Weird Al’s path eventually crosses that of Madonna (well-played by Evan Rachel Wood, who nails Madge’s insouciant narcissism), who wants him to parody her song and give her the “Yankovic Bump.” They become romantically involved, which is funny for about a minute, but not when it goes on for scene after scene and leads to a dead subplot involving Weird Al superfan Pablo Escobar. (Even if this premise hadn’t been addressed in The Unbearable Weight of Massive Talent, it wouldn’t be all that funny here.) A good chunk of the film finds Weird Al behaving like a jerk twisted by the goblins of success, which we all know is Al’s self-deprecating goof on the actuality of his being a nice, normal nerd who’s only weird in his music. But it doesn’t make it less annoying to watch, because we know he’s scheduled for a wake-up call and comeback. Weird plays too slavishly by the rules of music biopics — there aren’t many surprises. Rainn Wilson does come through with a sensitive turn as Dr. Demento, the radio DJ who inspired and launched Weird Al, but even the good doctor gets an awkward moment where he stammers that he never had any kids and wants to adopt Al (in real life, Dr. Demento and his wife — she passed in 2017 — were childless by choice), but Al demurs. There’s discordant father-figure stuff throughout Weird that gives one pause.
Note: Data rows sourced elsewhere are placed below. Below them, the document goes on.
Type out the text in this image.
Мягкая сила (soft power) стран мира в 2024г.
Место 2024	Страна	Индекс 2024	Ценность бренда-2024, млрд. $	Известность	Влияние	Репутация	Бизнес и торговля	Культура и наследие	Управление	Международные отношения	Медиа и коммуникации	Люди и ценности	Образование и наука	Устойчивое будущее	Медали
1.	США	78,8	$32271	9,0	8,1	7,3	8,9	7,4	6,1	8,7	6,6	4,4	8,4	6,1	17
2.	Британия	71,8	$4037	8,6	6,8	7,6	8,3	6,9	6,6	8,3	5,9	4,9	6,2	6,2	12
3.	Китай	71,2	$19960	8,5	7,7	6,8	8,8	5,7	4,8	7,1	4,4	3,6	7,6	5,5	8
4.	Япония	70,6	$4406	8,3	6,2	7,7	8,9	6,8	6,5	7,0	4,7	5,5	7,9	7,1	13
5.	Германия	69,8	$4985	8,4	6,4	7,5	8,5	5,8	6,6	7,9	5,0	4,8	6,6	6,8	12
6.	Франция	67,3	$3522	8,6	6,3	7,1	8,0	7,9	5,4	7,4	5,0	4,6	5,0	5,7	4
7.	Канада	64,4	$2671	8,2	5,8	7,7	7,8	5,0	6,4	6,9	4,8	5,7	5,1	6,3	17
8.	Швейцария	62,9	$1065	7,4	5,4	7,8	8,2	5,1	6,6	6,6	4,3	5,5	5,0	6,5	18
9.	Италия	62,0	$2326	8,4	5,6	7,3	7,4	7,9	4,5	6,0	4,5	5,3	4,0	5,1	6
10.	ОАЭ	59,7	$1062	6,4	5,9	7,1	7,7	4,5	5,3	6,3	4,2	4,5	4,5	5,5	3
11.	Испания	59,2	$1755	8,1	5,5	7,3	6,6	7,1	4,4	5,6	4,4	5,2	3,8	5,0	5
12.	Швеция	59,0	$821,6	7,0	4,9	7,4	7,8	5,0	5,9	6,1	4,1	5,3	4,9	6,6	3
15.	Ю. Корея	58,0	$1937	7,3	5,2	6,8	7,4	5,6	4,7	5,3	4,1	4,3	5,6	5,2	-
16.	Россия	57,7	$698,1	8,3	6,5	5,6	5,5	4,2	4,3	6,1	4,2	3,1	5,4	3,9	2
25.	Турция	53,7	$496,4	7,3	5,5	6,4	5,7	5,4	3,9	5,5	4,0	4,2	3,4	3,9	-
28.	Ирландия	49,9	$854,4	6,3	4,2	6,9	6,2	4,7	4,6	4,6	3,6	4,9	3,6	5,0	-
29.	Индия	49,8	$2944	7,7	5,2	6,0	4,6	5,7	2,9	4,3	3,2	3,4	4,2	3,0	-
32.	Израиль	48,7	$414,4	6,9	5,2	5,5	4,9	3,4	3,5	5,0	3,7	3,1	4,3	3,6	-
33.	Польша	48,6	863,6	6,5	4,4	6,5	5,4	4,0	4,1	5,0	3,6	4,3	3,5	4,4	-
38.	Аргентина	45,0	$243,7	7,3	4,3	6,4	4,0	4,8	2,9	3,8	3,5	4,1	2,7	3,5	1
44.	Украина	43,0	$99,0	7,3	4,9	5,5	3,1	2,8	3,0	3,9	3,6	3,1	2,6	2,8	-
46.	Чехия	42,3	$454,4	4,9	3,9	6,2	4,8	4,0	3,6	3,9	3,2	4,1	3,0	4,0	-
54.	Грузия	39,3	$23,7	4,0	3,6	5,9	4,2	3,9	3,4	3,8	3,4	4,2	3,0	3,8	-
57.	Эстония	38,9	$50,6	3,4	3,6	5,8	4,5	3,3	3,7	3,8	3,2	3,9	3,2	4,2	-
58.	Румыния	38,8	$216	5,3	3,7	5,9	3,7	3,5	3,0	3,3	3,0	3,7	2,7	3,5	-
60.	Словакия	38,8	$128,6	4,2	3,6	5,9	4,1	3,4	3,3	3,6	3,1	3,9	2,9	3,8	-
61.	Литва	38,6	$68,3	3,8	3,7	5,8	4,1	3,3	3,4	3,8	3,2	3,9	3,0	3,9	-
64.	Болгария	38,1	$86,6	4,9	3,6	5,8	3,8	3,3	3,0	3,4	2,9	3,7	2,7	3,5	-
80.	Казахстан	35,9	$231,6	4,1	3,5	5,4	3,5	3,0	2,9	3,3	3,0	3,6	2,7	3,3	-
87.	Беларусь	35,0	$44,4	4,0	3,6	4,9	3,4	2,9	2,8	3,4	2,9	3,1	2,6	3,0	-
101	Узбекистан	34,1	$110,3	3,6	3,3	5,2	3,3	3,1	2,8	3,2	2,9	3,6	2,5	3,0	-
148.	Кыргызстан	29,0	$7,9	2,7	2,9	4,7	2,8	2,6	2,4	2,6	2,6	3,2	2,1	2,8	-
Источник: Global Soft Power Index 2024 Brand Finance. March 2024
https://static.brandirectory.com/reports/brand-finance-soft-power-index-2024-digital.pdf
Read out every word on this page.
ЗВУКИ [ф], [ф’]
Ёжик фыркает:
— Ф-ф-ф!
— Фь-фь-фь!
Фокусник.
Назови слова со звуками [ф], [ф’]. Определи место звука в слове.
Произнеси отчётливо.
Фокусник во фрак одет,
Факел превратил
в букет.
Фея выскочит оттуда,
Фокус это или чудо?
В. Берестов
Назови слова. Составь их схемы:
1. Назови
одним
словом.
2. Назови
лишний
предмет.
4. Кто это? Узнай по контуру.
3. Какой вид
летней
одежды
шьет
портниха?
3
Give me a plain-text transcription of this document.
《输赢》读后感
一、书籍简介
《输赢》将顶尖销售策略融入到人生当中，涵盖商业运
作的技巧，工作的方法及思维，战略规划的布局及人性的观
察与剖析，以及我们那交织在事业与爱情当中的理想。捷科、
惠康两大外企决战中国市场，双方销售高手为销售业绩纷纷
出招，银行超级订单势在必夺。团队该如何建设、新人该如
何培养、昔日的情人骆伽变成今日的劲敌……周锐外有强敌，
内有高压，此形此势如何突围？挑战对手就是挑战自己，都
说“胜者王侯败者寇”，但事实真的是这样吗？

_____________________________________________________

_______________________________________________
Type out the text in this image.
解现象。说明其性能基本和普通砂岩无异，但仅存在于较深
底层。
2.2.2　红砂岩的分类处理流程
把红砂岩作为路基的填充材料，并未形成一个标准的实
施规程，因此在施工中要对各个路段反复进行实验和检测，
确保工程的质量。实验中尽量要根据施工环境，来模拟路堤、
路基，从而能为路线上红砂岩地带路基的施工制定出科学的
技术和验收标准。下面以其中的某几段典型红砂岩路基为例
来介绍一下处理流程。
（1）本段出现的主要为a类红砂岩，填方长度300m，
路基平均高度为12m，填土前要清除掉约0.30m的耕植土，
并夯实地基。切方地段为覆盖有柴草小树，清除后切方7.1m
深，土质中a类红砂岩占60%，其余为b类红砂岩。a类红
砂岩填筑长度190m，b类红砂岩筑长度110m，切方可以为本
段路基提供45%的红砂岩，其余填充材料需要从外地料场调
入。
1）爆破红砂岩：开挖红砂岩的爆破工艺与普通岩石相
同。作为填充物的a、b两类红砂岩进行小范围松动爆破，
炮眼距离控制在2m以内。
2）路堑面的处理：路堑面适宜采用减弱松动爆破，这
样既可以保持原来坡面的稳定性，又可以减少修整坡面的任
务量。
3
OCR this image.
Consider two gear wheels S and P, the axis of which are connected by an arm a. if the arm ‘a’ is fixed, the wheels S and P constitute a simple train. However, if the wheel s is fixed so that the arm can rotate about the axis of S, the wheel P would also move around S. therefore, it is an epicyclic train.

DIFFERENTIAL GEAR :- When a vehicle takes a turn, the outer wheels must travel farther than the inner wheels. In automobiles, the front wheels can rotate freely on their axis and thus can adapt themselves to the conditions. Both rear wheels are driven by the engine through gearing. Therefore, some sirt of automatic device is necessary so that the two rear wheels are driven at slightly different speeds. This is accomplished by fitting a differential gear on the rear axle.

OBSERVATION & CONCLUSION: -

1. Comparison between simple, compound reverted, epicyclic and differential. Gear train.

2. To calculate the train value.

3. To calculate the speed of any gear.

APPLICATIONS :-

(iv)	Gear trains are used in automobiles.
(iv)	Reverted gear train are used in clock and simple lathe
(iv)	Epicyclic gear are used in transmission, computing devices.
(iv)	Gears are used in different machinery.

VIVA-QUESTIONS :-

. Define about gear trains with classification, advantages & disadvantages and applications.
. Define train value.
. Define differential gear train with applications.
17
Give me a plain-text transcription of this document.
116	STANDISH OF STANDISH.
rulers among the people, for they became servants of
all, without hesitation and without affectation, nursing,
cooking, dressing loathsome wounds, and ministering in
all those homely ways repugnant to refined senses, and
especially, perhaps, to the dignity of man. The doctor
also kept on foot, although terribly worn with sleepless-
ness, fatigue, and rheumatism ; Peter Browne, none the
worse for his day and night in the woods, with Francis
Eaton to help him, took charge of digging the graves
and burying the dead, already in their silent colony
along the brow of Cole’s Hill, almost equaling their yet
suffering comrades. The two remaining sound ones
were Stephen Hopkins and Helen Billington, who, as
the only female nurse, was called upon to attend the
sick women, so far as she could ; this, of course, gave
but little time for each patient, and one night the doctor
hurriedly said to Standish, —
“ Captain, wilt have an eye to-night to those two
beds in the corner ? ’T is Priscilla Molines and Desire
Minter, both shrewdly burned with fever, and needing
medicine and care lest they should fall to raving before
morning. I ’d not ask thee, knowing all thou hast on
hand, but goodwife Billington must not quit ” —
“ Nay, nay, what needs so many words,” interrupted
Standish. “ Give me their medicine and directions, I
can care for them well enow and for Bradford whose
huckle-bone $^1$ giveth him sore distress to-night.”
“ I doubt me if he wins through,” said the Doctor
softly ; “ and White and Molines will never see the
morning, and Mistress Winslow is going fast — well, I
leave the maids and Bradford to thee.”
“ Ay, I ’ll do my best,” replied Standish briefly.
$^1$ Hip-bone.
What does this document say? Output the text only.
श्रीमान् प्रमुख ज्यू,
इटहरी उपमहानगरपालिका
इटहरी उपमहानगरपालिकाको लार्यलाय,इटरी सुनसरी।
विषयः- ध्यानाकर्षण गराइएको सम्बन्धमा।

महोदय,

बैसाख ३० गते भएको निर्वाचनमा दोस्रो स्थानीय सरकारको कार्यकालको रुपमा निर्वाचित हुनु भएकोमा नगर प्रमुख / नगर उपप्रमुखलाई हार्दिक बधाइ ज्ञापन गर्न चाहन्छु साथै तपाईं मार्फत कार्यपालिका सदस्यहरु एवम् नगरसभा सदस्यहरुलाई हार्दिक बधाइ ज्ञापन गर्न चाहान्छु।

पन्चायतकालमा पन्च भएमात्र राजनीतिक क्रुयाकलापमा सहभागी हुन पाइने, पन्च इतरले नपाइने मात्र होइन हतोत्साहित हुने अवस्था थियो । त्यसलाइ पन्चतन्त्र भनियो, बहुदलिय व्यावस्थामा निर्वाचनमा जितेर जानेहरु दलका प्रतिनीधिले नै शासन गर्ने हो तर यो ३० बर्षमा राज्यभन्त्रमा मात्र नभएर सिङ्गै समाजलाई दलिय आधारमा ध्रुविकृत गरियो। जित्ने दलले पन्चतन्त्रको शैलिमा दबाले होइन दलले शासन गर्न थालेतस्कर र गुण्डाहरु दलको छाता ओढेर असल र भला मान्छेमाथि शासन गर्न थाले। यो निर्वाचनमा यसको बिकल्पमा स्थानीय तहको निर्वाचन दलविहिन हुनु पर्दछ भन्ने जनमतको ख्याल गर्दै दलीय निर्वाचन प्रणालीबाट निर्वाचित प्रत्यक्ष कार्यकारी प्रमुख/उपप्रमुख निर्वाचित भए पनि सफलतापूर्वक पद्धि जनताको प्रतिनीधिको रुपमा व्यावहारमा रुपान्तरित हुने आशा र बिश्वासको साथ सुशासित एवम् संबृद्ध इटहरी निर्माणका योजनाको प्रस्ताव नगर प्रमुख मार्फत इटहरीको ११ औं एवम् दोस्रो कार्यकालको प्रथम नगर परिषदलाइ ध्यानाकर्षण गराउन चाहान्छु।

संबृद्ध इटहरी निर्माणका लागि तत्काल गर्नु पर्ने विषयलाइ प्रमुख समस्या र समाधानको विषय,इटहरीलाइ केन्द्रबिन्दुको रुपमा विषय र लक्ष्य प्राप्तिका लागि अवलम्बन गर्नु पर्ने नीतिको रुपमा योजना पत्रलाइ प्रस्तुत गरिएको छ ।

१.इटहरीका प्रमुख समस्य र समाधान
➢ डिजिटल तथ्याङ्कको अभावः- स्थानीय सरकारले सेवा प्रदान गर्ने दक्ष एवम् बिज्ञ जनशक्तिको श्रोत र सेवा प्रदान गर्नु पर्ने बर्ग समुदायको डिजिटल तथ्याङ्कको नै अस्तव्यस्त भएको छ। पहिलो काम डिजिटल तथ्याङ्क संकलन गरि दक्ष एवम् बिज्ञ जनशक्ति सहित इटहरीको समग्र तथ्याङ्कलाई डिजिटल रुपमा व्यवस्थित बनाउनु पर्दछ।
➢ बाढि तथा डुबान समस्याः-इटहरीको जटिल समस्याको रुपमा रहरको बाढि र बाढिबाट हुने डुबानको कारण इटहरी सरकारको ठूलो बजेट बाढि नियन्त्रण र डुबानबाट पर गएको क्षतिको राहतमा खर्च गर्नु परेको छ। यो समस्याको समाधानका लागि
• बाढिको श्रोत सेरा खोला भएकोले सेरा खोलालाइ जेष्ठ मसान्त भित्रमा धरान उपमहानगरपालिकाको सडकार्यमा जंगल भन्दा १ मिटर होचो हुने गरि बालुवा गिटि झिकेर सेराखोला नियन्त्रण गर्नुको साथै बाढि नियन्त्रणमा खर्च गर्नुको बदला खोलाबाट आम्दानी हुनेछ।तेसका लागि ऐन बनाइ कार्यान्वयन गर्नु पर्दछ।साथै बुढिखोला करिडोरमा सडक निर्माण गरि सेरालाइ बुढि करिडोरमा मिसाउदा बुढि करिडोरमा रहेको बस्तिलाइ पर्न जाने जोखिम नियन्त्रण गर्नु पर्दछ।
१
Radcliffe throws himself into whatever each scene requires, and he’s often fun to watch, but the performance doesn’t really cohere. He’s playing a goofball variation on Weird Al that seems to shift from scene to scene. Weird is the feature directing debut of Eric Appel, who has worked on various comedy shows and on Funny or Die projects. On the evidence here, he should probably stick to short-form gags; the movie is predictable and borderline dull, poorly paced and, if I’m not mistaken, badly sound-synced during several performances. (Radcliffe sang the songs live but was later dubbed by Yankovic.) I like Weird Al a lot, don’t get me wrong, but my hunch is that people’s fondness for him (and for Radcliffe) is rubbing off on the rather inept movie. Stick with it through the end credits, though, for a new Weird Al ditty (“Now You Know”) that roasts movie-fed mythology far more efficiently than the film preceding it.